Saturday, June 03, 2006


Pacific Business News urges "Ditch the interns"

With the legislative session over (unless there is some action to override any vetoes), attention is moving toward the November elections. At the same time, driven to a large extent by advocates equipped with computers and a passion for change, a reform movement is taking root in Hawaii.

It began as a result of the failure (yet again) of the legislature to pass a clean elections bill and the pro-industry actions of certain committee chairs. There's clearly a link between industry payoffs to legislators and the influence they have had this past session. Previously, if a popular bill succeeded, there was celebration--if not, a determination to try again next year. Few tried to learn why the deck seemed stacked against them.

This session has been different. A spotlight has been aimed at irregularities in the Democratic process, particularly in the state House of Representatives. And the intrusive glare didn't go off when legislators locked the doors of the House and headed home.

A business intern's real loyalties lie with the company for whom he or she works.
it's hard to imagine one of them giving input or advice to a legislator
that would run counter to his or her company's best interests.

-- PBN

Yesterday's Pacific Business News editorial entitled "Ditch the interns and just hire a lobbyist" is unusual because the editors have not allowed the issues raised in this past legislative session to evaporate into the usual post-session journalistic amnesia. It's June already, well past the time when the dailies have printed their "report cards" and closed the book on the 2006 session. PBN is supporting the fine work of its reporter Kristen Consillo as she continues coverage of the behind the scenes shenanigans that have marred this past session.

In addition to the controversy over "embedded interns," this session saw a marked escalation in the number of measures and amendments pushed forward by legislators without public access. The House's subtrefuge will be costly to small businesses and employees. Rep. Bob Herkes supported the insurance industry in removing the shackles of regulation. He was also nearly successful in short-circuiting the ability of public sector employees to get a hearing before the Insurance Commissioner on health insurance denials. This will cost us.

What was HMSA intern Mark Forman's advice on health insurance legislation that came to Herkes' committee? Is it possible to believe that he never involved himself in his area of specialty? The House refused to hear its version of the bill removing the sunset clause on the regulation bill. Did anyone ask Forman what he said about that? After all, he was the ranking expert in the House on health insurance matters. It would be odd, wouldn't it, if people only asked him about construction issues or his views on the gas cap. So what exactly did he say and to whom, this session?

Although the Ethics Commission has been asked to look into Forman's role as Herke's intern, unless the Commissioner has been lurking behind the curtains in his office it will be hard to learn what they might have whispered to each other every day. No doubt they shared many an intimate tete-a-tete (after all, the guy spent almost as much time in Herkes' office during the week as he spent awake at home), but alas, only the NSA might know what they talked about. This does not bode well for any of the ethics complains to succeed.
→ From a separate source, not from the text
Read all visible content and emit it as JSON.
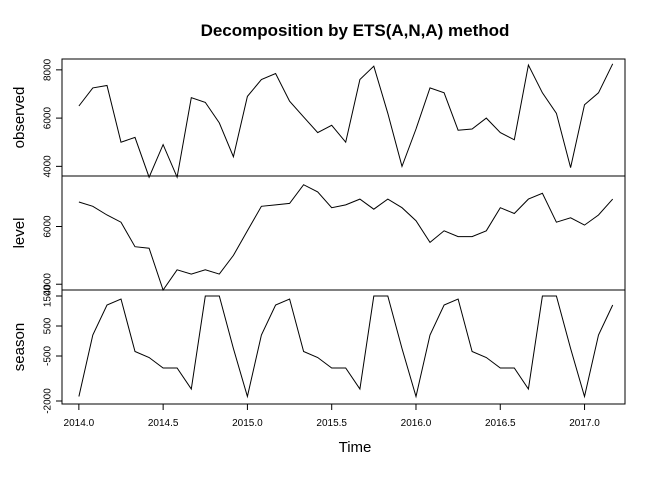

Herkes himself, according to PBN articles, holds that health-industry lobbyists essentially wrote the provisions in the controversial amendments themselves. Those amendments benefitted the industry hugely. To let industry officials help shape legislation behind the scenes is bad enough, but admitting it may get Herkes clear of ethics charges. In terms of the public interest, it's hard to say Herkes has done his job for the people, though HMSA and Kaiser must be absolutely thrilled with him.

PBN has taken the lead in keeping the public informed on the embedded lobbyist issue. More power (and subscribers) to them.